Der Glückliche Prinz

Der Glückliche Prinz

Kunstmärchen von Oscar Wilde, enthalten in Der glückliche Prinz und andere Märchen (1888)
Originaltitel The Happy Prince

Ganz oben über der Stadt auf einer mächtigen Säule stand die Statue des Glücklichen Prinzen. Er war über und über mit dünnen Blättchen puren Goldes bedeckt; statt der Augen hatte er zwei schimmernde Saphire, und auf seinem Schwertknauf leuchtete ein großer, roter Rubin.

Die Menschen lieben und bewundern den Glücklichen Prinzen. Für die Reichen symbolisiert die Statue die Überzeugung, dass die Welt gut ist, so wie sie ist. Für die Armen den Trost, dass ein glückliches Leben zumindest möglich ist. Und nicht wenige berufen sich auf ihn um zu mahnen: Glück ist ein Zustand, in dem man nichts begehrt, was man nicht haben kann.

Der glückliche Prinz, Märchen von Oscar Wilde, Illustration Walter Crane

Der glückliche Prinz, Illustration von Walter Crane (1888)

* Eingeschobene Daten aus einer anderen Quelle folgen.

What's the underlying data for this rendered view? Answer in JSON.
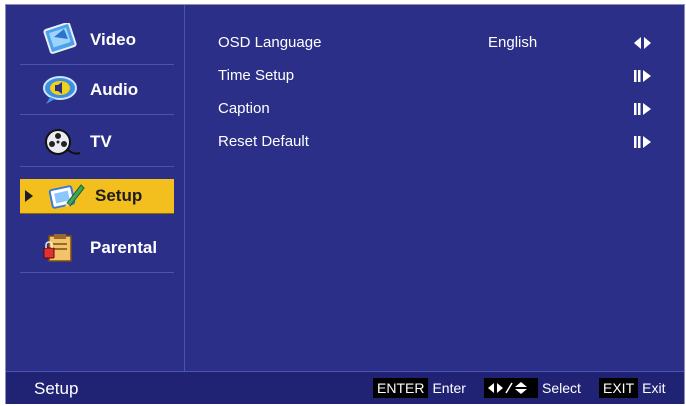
{
  "sidebar": {
    "items": [
      {
        "label": "Video",
        "icon": "video-icon",
        "selected": false
      },
      {
        "label": "Audio",
        "icon": "audio-icon",
        "selected": false
      },
      {
        "label": "TV",
        "icon": "tv-icon",
        "selected": false
      },
      {
        "label": "Setup",
        "icon": "setup-icon",
        "selected": true
      },
      {
        "label": "Parental",
        "icon": "parental-icon",
        "selected": false
      }
    ],
    "selected_color": "#f3bf1f"
  },
  "main": {
    "rows": [
      {
        "label": "OSD Language",
        "value": "English",
        "arrow": "left-right-arrow-icon"
      },
      {
        "label": "Time Setup",
        "value": "",
        "arrow": "enter-arrow-icon"
      },
      {
        "label": "Caption",
        "value": "",
        "arrow": "enter-arrow-icon"
      },
      {
        "label": "Reset Default",
        "value": "",
        "arrow": "enter-arrow-icon"
      }
    ]
  },
  "footer": {
    "title": "Setup",
    "hints": [
      {
        "key": "ENTER",
        "label": "Enter"
      },
      {
        "key": "",
        "key_icon": "left-right-up-down-icon",
        "label": "Select"
      },
      {
        "key": "EXIT",
        "label": "Exit"
      }
    ]
  },
  "colors": {
    "background": "#2b2f88",
    "footer": "#202373",
    "highlight": "#f3bf1f"
  }
}
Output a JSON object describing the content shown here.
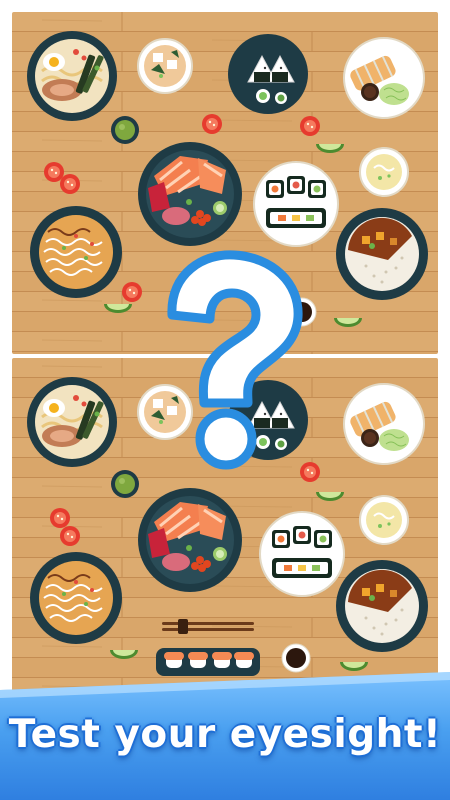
{
  "game": {
    "banner_text": "Test your eyesight!",
    "hint_symbol": "?",
    "colors": {
      "table_wood": "#d9a66a",
      "bowl_dark": "#1e3b45",
      "banner_blue": "#3a8ee8",
      "question_outline": "#2a8de0"
    },
    "top_panel": {
      "items": [
        "ramen-bowl",
        "tofu-soup",
        "onigiri-plate",
        "katsu-plate",
        "green-tea",
        "sashimi-bowl",
        "sushi-roll-plate",
        "egg-soup",
        "yakisoba-bowl",
        "curry-rice-bowl",
        "tomato-slices",
        "cucumber-slices",
        "soy-sauce"
      ]
    },
    "bottom_panel": {
      "items": [
        "ramen-bowl",
        "tofu-soup",
        "onigiri-plate",
        "katsu-plate",
        "green-tea",
        "sashimi-bowl",
        "sushi-roll-plate",
        "egg-soup",
        "yakisoba-bowl",
        "curry-rice-bowl",
        "tomato-slices",
        "cucumber-slices",
        "soy-sauce",
        "nigiri-tray",
        "chopsticks"
      ]
    }
  }
}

Zu seinen Lebzeiten war der Glückliche Prinz — glücklich. Er lebte im Palast Ohnesorge, dessen hohe Mauern allen Kummer von ihm fern hielten. Doch nun, von seiner Säule und ohne schützende Mauern, sieht er das ganze Elend in seiner Stadt. Und es geschieht, was seine Bewunderer für unmöglich gehalten hätten: Der Glückliche Prinz weint. Seine Tränen tropfen auf einen Schwälberich, der an einem Herbstabend zu seinen Füßen Schutz vor der Nacht gesucht hat. Der Schwälberich hat wegen einer unvernünftigen Sommerliebe den Anschluss an seine Gefährten verloren und muss sich nun sehr sputen, vor dem nahenden Winter allein nach Ägypten zu kommen.

Der Glückliche Prinz, Märchen von Oscar Wilde, Illustration Heinrich Vogeler

Der Glückliche Prinz, Illustration Heinrich Vogeler (1904)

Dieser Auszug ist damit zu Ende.